Page MenuHomePhabricator

labsdb1004: s51541_sulwatcher.logging is out of sync
Closed, ResolvedPublic

Description

While investigating and fixing T191001, I discovered that the s51541_sulwatcher.logging table on labsdb1004 is not in sync with its master (labsdb1005).

# labsdb1004
MariaDB [s51541_sulwatcher]> select count(*) from logging;
+----------+
| count(*) |
+----------+
|   245675 |
+----------+
1 row in set (0.10 sec)

# labsdb1005
MariaDB [s51541_sulwatcher]> select count(*) from logging;
+----------+
| count(*) |
+----------+
|    12188 |
+----------+
1 row in set (0.17 sec)

Feel free to close this task if you have a more general one for checksumming tool labsdb.

Event Timeline

Volans created this task.Mar 29 2018, 1:08 PM
Restricted Application added a subscriber: Aklapper. · View Herald TranscriptMar 29 2018, 1:08 PM
Marostegui edited projects, added Tools, Tool-stewardbots; removed DBA.Mar 29 2018, 1:21 PM

Thanks for fixing this @Volans!
I'm adding the tags suggested by https://tools.wmflabs.org/contact/ for that project to see if we can find an owner for this tool and check what should be the next steps.

Hi.
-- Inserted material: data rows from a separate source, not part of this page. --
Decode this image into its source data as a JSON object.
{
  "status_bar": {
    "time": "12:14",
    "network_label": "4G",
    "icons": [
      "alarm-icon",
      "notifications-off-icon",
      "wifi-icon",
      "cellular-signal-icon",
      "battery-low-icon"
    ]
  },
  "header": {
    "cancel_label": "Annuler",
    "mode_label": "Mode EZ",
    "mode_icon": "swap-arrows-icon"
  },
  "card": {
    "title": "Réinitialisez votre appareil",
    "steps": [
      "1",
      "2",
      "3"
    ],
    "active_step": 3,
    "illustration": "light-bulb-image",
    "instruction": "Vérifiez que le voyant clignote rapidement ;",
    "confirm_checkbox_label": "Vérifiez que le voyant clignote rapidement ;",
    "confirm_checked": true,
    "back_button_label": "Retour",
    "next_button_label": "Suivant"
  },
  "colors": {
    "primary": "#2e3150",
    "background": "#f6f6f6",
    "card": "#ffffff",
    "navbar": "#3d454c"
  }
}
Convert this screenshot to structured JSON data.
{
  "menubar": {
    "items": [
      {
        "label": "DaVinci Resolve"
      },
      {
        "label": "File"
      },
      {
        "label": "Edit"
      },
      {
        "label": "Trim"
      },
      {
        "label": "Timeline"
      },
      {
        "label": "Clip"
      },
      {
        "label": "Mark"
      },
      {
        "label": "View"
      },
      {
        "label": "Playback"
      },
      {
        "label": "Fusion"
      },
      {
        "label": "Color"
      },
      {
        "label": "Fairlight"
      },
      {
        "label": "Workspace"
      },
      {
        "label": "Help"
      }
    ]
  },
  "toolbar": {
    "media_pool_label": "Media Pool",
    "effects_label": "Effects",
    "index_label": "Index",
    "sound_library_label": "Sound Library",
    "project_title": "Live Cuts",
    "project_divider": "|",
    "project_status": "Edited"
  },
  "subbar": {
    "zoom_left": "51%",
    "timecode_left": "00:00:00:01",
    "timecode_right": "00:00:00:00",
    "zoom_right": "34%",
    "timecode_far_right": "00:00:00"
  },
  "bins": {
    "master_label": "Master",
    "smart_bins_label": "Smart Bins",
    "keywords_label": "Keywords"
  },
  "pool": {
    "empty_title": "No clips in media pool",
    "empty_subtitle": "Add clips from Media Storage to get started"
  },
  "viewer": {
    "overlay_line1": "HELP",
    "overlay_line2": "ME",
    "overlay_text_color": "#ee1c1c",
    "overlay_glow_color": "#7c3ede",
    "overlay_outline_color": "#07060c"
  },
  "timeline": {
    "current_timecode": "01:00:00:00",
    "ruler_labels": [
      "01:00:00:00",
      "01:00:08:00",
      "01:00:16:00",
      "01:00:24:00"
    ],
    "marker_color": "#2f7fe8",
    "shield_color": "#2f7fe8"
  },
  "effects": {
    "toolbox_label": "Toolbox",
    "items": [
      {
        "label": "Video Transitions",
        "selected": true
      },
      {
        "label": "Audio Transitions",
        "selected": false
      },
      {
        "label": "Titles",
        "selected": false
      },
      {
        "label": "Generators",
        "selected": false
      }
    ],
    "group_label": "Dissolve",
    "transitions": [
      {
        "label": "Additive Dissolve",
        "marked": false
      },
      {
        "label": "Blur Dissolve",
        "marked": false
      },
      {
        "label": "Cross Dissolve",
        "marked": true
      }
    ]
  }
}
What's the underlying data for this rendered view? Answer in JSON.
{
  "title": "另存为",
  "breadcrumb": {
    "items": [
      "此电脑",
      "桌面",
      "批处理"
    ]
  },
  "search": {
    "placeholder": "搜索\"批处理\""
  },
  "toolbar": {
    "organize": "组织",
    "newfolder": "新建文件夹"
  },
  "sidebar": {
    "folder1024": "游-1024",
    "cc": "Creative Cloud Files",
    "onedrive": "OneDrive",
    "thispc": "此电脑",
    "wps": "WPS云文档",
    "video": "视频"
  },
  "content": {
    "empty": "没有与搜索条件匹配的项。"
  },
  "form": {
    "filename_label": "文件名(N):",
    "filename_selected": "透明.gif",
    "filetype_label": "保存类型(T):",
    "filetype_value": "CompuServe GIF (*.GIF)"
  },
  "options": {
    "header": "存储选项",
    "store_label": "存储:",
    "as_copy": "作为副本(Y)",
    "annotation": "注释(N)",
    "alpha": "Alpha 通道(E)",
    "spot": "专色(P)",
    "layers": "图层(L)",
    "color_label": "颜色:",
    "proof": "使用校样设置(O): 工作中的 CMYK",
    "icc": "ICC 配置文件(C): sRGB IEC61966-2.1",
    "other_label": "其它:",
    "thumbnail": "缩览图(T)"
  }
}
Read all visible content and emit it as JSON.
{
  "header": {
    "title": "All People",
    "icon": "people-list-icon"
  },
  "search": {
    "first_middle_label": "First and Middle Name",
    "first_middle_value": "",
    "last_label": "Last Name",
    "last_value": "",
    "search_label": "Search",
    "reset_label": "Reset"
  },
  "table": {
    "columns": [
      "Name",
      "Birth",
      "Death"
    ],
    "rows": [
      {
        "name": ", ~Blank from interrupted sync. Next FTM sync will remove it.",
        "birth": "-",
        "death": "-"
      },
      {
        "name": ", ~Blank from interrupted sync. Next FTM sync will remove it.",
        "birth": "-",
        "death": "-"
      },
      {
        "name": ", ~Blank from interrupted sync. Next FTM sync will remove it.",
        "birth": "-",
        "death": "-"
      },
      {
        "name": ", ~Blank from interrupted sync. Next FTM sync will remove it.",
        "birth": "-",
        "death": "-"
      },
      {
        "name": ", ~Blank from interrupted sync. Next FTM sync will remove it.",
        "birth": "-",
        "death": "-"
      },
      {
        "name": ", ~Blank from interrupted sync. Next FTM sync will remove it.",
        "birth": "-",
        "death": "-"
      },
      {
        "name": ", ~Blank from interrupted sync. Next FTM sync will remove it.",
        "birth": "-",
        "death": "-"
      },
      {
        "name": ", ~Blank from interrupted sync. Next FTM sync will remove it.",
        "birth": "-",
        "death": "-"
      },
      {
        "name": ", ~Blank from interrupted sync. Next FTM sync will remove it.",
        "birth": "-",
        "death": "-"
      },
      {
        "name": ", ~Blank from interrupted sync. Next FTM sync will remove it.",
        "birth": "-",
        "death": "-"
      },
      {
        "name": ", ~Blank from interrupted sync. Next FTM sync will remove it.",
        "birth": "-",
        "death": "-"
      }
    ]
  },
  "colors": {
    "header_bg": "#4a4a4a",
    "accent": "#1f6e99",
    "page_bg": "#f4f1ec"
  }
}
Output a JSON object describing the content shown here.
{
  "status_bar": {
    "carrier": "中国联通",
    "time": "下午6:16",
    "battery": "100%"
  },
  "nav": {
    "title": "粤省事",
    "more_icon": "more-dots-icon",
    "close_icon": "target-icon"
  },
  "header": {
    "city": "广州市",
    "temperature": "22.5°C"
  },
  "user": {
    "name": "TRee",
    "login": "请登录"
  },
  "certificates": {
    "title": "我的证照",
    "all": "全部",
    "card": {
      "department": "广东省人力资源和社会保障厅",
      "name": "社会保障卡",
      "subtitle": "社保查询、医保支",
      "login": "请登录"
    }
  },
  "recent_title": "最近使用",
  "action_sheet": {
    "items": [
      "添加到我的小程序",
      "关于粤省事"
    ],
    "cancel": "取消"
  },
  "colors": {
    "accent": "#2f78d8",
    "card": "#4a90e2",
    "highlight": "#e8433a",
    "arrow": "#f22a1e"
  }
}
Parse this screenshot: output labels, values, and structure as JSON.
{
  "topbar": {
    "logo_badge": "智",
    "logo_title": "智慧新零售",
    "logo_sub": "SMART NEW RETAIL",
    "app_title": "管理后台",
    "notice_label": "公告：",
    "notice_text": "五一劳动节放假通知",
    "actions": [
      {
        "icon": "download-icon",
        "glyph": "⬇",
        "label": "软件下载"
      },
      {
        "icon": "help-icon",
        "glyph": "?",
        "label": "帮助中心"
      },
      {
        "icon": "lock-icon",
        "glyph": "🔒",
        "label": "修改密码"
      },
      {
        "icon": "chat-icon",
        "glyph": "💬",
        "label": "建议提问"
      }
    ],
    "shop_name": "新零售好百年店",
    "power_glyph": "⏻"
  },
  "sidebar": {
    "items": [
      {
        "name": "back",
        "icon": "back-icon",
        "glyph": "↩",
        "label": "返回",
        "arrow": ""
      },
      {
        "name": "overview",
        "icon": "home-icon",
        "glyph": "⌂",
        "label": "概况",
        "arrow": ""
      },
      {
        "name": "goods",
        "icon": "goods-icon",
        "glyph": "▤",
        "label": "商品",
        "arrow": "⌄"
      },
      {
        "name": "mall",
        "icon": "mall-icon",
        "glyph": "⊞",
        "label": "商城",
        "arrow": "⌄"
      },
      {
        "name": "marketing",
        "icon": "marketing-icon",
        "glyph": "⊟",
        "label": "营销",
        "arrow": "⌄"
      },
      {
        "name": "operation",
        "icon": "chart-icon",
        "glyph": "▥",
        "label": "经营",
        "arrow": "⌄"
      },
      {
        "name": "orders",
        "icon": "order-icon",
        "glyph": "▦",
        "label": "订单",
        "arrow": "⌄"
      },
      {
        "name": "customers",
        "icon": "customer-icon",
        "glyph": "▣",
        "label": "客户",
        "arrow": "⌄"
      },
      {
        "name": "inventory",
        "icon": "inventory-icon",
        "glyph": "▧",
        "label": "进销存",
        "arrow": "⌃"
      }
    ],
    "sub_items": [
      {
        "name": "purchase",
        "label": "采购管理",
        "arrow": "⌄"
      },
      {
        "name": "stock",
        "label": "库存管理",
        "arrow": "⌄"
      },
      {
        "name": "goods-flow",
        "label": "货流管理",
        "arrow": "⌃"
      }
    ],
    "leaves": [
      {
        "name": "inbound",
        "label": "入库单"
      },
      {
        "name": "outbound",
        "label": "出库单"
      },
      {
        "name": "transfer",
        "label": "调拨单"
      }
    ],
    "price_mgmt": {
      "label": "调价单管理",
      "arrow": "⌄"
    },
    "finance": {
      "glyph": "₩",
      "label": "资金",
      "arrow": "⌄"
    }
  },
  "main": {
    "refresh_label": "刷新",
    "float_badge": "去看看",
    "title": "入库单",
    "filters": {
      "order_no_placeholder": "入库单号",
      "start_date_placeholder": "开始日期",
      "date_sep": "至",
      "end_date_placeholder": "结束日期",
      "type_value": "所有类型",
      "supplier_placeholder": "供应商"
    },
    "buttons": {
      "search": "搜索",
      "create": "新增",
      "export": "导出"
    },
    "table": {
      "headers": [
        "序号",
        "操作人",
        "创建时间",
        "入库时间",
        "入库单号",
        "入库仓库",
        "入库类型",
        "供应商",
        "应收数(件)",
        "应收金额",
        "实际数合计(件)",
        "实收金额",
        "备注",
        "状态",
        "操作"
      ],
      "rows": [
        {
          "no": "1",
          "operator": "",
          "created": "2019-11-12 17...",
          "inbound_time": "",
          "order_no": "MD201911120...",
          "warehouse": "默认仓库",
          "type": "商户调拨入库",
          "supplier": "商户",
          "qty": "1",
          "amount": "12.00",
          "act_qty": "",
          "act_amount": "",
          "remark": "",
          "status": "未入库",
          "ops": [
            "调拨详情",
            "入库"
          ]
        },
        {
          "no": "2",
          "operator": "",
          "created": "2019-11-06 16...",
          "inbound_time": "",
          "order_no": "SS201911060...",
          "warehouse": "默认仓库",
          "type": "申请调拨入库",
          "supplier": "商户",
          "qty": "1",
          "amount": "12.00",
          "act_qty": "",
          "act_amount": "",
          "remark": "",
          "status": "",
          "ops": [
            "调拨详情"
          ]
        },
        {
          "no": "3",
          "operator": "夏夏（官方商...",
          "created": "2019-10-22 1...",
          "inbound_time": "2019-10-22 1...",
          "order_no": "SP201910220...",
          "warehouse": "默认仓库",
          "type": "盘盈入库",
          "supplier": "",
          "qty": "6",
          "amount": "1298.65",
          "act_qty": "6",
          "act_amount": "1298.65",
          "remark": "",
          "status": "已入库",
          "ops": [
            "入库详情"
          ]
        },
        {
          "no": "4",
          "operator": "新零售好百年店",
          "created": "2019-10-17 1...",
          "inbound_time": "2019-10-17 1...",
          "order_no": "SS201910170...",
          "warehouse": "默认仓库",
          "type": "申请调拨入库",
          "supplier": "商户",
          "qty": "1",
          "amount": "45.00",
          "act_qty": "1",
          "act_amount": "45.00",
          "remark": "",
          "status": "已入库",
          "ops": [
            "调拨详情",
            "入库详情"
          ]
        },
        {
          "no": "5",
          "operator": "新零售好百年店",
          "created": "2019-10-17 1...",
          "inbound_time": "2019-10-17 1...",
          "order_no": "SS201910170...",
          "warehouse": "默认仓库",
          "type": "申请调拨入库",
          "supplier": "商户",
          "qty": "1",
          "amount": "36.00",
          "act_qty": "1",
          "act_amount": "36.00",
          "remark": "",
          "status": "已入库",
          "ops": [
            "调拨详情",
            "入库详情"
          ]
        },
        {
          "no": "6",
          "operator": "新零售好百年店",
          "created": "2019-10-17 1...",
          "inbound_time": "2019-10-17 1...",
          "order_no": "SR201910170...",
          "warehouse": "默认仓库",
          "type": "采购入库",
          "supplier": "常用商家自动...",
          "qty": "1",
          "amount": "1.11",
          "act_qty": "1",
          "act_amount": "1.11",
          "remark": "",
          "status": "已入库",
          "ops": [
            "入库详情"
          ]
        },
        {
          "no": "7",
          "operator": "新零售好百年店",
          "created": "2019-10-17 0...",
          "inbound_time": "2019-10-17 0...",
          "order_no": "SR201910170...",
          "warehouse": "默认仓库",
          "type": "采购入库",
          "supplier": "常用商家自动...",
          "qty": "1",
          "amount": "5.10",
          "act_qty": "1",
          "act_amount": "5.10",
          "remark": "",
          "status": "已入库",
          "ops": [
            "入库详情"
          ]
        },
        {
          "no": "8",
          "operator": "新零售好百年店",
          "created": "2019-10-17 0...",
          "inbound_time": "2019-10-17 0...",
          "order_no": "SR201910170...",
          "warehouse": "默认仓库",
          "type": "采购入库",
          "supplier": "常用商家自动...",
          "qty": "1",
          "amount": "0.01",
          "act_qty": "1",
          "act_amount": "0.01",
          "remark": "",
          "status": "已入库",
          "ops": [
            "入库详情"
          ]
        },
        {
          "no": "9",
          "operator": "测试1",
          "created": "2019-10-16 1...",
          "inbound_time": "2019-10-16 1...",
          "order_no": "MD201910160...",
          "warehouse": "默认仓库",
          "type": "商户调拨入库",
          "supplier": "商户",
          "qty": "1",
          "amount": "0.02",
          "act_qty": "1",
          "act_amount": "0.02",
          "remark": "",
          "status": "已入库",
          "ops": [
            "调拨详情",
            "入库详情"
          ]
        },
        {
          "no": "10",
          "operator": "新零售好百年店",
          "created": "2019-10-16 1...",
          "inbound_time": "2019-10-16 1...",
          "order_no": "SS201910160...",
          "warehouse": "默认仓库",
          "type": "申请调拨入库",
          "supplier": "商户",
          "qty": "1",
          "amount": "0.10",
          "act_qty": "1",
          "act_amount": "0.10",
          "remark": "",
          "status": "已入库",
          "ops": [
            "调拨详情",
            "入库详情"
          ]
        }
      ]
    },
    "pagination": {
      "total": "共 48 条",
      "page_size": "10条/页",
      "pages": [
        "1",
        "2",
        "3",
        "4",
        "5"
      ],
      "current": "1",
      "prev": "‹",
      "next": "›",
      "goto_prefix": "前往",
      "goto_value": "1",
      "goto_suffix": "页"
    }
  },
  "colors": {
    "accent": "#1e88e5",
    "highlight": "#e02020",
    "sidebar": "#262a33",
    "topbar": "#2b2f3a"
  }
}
I am a maintainer of the tool. As logged on our SAL yesterday https://wikitech.wikimedia.org/wiki/Nova_Resource:Tools.stewardbots/SAL#2018-03-28 we deleted old records from our db. Let me know if I can assist with anything.

@MarcoAurelio thanks for checking in and for the additional info. At this point I think that this is due to some older discrepancy between the two hosts for this table due to the fact that your query deleted only 14678 rows on the master while the slave has much more rows that met this condition:

MariaDB [s51541_sulwatcher]> select count(*) from logging WHERE l_timestamp < 20180201000000;
+----------+
| count(*) |
+----------+
|   233487 |
+----------+

This is because we moved to row-based replication (as opposed to statement-based), hence only the 14678 deleted rows on the master issued a delete on the slave, it didn't replicate the actual statement. And my educated guess is that there was some discrepancy from before on this table.

I think that a quick solution for this is if I just run the same query of your SAL (DELETE FROM logging WHERE l_timestamp < 20180201000000;) on the slave host (labsdb1004), to ensure that the same garbage collection is applied there too. I can then run some quick ballpark checks on the content of the table to see if there is any major discrepancy left. @Marostegui thoughts?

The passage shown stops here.